500,000 e-mail addresses and passwords acquired: Adidas websites go offline after security breach (UPDATED)
Last night, a regular reader of this blog contacted me about the Adidas breach. I told him, and repeat now, that it’s not clear whether any personal information was involved, which is why I held off on posting anything about. As of this morning, the company doesn’t think personal data has been accessed or acquired, but admits it can’t be sure. Lawrence Leff reports:
Adidas said it became aware of a “sophisticated, criminal cyber-attack” on its various web sites on 3 November but the firm claimed it found no evidence that customers’ data had been stolen. Instead, Adidas said it took the web sites offline to protect its users.
Adidas issued a statement saying that it took the websites affected – adidas.com, reebok.com, micoach.com, adidas-group.com and various Ecommerce shops – offline as it undertakes a “thorough forensic review”.
Since Adidas uncovered the attack, it claims to have put in place additional security measures. The firm added, “nothing is more important to us than the privacy and security of our consumers’ personal data”.
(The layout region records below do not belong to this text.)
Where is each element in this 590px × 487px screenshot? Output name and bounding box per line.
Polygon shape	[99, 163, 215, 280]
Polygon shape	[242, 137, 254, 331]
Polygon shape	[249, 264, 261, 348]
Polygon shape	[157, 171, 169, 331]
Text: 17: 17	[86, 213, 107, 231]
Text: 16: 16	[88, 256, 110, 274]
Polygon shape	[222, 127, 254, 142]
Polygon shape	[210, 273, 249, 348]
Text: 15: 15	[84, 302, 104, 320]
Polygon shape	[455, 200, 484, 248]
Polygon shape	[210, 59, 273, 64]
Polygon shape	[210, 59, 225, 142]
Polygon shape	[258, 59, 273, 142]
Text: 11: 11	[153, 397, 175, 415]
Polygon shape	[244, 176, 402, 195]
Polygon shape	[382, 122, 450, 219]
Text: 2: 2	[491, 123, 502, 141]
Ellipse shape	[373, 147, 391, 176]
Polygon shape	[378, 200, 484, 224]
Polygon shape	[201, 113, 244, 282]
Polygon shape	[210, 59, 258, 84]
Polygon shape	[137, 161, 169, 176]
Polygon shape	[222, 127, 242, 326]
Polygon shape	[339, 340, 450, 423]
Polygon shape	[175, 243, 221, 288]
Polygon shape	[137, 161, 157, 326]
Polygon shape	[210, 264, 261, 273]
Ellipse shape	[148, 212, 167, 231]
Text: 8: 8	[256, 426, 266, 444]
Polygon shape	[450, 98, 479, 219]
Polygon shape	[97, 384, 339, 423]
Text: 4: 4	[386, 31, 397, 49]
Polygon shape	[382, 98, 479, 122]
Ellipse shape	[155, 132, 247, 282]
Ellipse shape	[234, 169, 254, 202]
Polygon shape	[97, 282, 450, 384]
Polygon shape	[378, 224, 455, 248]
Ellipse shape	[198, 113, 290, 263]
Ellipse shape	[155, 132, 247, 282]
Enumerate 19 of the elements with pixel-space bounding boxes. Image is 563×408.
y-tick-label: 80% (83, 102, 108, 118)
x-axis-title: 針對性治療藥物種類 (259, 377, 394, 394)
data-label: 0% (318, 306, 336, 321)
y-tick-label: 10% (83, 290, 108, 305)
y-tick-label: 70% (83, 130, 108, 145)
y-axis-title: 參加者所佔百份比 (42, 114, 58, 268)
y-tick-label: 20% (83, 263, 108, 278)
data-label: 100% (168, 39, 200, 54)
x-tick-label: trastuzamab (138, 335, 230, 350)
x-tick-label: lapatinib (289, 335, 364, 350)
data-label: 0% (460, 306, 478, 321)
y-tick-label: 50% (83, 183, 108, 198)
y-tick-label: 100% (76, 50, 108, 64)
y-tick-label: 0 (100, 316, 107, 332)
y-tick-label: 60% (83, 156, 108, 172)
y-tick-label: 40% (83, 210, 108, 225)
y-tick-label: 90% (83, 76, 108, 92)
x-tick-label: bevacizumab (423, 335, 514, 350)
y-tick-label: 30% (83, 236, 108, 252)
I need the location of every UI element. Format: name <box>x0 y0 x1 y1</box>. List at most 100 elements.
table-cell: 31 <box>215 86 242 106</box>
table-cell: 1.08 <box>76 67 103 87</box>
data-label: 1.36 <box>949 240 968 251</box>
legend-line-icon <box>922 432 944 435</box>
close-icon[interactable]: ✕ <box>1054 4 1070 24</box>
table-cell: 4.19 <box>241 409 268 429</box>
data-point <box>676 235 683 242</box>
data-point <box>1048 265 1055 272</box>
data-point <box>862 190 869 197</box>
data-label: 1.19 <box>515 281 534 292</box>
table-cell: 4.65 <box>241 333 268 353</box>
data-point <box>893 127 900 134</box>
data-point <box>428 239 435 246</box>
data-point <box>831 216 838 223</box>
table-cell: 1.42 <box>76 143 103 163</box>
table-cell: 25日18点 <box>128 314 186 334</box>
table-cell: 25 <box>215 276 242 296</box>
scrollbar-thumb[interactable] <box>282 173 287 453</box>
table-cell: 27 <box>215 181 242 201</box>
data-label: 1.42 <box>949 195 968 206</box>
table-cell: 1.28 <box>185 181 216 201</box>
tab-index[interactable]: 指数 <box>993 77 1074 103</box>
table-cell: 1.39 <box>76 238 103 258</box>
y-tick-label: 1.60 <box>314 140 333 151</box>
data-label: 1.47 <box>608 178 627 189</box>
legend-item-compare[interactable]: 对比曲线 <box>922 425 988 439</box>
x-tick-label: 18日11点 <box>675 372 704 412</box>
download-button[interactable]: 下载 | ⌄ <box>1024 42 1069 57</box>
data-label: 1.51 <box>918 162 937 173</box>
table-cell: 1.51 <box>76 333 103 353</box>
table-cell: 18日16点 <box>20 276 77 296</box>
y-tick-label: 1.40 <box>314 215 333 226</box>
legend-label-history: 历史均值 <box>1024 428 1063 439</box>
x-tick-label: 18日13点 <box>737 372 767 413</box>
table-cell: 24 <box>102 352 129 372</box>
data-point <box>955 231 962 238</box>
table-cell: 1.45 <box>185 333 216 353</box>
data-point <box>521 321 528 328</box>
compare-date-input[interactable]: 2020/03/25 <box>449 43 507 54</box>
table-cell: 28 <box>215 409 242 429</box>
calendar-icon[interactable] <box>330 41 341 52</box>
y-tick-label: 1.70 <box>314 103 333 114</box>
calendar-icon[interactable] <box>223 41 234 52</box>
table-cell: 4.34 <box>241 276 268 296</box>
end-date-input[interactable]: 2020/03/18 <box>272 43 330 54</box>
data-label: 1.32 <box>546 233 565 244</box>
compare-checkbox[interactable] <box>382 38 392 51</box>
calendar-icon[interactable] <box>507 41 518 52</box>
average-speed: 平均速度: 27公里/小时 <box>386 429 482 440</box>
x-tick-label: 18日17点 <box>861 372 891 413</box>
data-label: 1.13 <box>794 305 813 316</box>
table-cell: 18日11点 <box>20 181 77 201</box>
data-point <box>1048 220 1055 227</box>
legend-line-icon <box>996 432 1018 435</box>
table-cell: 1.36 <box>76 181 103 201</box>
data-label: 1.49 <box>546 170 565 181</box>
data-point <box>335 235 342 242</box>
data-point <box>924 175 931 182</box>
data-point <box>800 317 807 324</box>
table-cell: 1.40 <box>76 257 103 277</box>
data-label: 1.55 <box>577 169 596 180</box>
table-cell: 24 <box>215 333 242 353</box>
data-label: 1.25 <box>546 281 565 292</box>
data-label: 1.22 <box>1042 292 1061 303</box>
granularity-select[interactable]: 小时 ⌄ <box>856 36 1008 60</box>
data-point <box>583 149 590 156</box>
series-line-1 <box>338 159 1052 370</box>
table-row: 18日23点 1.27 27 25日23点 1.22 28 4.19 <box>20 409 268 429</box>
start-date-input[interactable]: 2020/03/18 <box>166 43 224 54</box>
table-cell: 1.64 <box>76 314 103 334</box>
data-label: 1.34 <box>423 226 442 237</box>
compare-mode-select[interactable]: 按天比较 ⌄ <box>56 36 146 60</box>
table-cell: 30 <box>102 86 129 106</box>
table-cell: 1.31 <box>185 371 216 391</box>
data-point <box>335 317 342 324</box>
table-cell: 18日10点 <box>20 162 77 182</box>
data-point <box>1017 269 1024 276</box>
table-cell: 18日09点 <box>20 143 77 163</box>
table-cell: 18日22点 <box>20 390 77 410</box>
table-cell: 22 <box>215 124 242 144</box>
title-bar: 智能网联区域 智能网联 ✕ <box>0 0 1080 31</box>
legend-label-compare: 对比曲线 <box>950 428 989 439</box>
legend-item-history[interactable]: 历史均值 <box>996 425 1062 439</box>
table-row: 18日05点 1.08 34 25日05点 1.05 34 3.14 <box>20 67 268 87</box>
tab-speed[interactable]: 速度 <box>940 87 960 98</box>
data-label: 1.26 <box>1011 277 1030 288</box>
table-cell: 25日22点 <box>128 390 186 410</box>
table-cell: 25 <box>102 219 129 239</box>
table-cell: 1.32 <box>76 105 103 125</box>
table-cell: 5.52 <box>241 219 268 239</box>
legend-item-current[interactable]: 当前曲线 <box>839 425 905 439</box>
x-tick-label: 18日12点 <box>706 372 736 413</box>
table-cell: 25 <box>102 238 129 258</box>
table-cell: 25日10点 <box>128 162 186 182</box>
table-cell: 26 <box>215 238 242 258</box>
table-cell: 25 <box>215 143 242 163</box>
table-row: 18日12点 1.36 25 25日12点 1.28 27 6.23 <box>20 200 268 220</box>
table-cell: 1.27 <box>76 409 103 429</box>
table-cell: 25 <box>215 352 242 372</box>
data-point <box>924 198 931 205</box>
While Adidas said that its preliminary investigation did not find any evidence of a data breach, that still leaves open the possibility that the attackers were simply better than average at covering their tracks. Adidas’ customers who have personal information stored on the firm’s servers will be eager to know what happened.
This is what happens when companies feel pressure to inform their users or customers promptly. People want to know what’s going on, but sometimes, it does take time to complete forensics and find out what happened or what its scope was.
Adidas did the right thing by taking its sites offline. They did the right thing by communicating with their customers to share what they know so far. But will customers appreciate that or will they blame Adidas for not having a definitive answer immediately? I hope it’s the former.
Update: Hackers claim to have acquired and dumped 500,000 e-mail addresses and clear-text passwords. Over 700 were posted on Pastebin and the entire file is reportedly available on a filesharing site but I haven’t downloaded the archive to confirm it.